お題:有名な死刑囚 必須要素:パチンコ玉 制限時間:4時間 文字数:1142字


「死んだ後ってどうなるんだろうな……」
 その男は独りごちた。

 どのような人間でも死は約束されている。
 いつ履行されるかがわからないから、暗闇の中を歩いているのにもかかわらず麻痺してしまって、今日も明日も笑顔で時には悲壮な顔で歩いているのだろう。

 パチンコ玉を考えてみる。
 パチンコ台から撃ちだされ、ポケットに入れば当たり、下に落ちてしまえばハズレ。
 その運命は打ち出しの速度、配置された釘、それらは運と呼ばれるもので左右される。

 当たり玉もハズレ玉も結局は景品などに変換され、使いまわされる。

 しかし、その玉は使いまわされることによって、当たり玉になったりハズレ玉になったりする。

 元に戻して、どうしてそんなことを考えるかといえば、「人間は考える葦である」と言ったパスカルが「人間は生まれながらの死刑囚である」と言ったことについてだ。
 人は「百余年のうちに死刑は執行される、しかしその方法は伝えない」という残酷な刑を受けてこの世に生を受ける。

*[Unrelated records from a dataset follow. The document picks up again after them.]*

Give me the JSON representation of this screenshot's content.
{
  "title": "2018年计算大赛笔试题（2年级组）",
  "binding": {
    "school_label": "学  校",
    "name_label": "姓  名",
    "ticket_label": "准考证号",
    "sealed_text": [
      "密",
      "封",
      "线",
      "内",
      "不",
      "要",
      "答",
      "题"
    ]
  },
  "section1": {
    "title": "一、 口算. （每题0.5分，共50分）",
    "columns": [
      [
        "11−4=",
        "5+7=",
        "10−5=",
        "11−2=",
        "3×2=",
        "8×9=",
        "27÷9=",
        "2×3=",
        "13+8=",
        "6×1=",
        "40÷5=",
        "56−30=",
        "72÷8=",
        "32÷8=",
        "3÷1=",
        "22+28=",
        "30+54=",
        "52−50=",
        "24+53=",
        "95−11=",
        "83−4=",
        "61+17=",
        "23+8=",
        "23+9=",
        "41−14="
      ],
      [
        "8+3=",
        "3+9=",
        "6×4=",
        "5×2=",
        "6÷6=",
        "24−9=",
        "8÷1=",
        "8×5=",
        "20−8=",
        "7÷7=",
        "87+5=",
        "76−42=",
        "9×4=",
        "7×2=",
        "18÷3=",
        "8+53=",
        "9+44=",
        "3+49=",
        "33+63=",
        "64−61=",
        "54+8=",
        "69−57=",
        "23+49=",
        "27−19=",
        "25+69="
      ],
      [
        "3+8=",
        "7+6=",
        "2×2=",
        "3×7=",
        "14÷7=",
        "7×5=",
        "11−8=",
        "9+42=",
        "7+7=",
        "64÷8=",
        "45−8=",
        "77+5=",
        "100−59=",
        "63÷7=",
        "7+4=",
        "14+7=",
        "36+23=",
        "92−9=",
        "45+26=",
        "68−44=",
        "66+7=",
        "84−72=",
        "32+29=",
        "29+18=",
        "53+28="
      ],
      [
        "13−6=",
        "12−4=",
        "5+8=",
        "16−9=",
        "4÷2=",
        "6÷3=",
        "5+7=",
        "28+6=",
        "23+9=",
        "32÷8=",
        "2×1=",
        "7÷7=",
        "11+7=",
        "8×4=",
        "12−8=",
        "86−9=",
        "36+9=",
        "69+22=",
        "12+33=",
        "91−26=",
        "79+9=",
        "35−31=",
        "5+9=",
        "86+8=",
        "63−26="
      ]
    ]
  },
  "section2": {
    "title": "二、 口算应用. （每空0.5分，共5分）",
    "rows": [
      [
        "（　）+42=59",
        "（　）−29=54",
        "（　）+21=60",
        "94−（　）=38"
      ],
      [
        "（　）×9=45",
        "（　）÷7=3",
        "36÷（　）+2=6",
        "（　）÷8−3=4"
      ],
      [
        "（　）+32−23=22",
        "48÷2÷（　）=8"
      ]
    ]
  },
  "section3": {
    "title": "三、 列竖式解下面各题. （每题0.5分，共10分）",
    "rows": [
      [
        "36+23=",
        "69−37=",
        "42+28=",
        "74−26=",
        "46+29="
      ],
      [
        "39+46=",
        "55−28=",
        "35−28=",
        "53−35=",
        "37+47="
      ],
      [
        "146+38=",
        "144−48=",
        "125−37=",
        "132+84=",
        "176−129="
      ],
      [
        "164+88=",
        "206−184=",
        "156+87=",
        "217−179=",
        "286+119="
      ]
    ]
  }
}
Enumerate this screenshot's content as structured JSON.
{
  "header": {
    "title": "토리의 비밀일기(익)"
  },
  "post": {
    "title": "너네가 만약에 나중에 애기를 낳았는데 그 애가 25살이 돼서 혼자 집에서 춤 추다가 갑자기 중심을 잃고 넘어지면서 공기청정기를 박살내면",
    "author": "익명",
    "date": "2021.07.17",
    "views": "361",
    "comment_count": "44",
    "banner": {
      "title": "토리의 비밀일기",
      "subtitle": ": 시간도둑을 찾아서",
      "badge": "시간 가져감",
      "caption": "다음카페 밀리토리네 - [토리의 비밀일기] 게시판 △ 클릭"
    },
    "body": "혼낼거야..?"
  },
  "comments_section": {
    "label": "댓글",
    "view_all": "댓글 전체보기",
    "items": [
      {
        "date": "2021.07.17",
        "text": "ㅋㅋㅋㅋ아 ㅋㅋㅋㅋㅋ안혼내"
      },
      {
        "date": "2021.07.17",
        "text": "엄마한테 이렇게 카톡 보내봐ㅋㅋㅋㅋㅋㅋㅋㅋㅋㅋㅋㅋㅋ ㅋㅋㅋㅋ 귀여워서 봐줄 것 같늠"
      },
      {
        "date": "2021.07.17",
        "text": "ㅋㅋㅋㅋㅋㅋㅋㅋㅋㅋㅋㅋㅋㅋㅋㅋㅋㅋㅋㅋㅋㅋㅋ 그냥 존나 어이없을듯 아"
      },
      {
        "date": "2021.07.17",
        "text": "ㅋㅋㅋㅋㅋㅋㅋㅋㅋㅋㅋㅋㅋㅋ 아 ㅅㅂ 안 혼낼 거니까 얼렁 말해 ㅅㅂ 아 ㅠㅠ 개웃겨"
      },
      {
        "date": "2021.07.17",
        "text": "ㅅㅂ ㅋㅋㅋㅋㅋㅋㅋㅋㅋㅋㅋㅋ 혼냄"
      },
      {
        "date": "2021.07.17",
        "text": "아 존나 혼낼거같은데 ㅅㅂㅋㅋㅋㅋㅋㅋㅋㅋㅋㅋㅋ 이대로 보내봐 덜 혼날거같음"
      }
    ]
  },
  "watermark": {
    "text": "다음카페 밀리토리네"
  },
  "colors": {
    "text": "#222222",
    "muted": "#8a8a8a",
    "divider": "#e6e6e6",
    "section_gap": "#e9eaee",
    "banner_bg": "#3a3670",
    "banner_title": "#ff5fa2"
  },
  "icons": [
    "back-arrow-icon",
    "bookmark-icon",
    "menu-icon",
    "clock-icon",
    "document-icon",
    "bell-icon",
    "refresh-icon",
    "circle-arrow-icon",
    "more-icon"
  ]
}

 しかし考えてみれば、人だけがそうなのではない。生きとし生けるもの全てがその受刑者である。
 そのことを一度でも深く考えてみれば、死を人ごととしてしまう愚かさも思い浮かぶ。

 「死刑を美しい人生のサポート」などという愚者になりたくはない。
 しかし、考えてみれば、人ごとであれば簡単にそう言えてしまうのではないかという思いも否定出来ない。

 恐らくそのような人は、魂を一個の実体として認めているのであろう。生命は常に実体とともにあり、実体がなくなればその生命を認識する方法はないし、生命は掴んだり味わったりましてや操作することなどできないということを認めたくないのであろう。

 そのことを延々と考えたとしても、死んだあとに何かを残す手段がない以上、何をもってしても「死後を扱うこと」は戯言と言われても仕方のないことかもしれない。
 しかし、そのことを考える時間も余裕もないうちに死んでしまうのは不幸なのではないかと考える。

 幸いにして私はその時間を与えられている。「死刑囚」のうちでも恵まれていると言えるだろう。

 崖の上で眼下の岸壁を見つめられる時間というものだ。
 大きく息を吸い、一歩踏み出せばそれを実行できる。

 誰にも知られることなく、悲しまれることもなく、哀れまれることもない。幸せといっていいだろう。

 悲しまれる「死」とはなんと惨めなことだろう。
 昨日食べた「動物の生命」がどこから来たのかさえ考えない人に悲しまれる死とはなんと惨めなことだろう。

 記録はできないが、わかっていて欲しい。
 誰にも悲しまれたくはない。

 一息大きく息を吸い、私は大空へと飛び出した。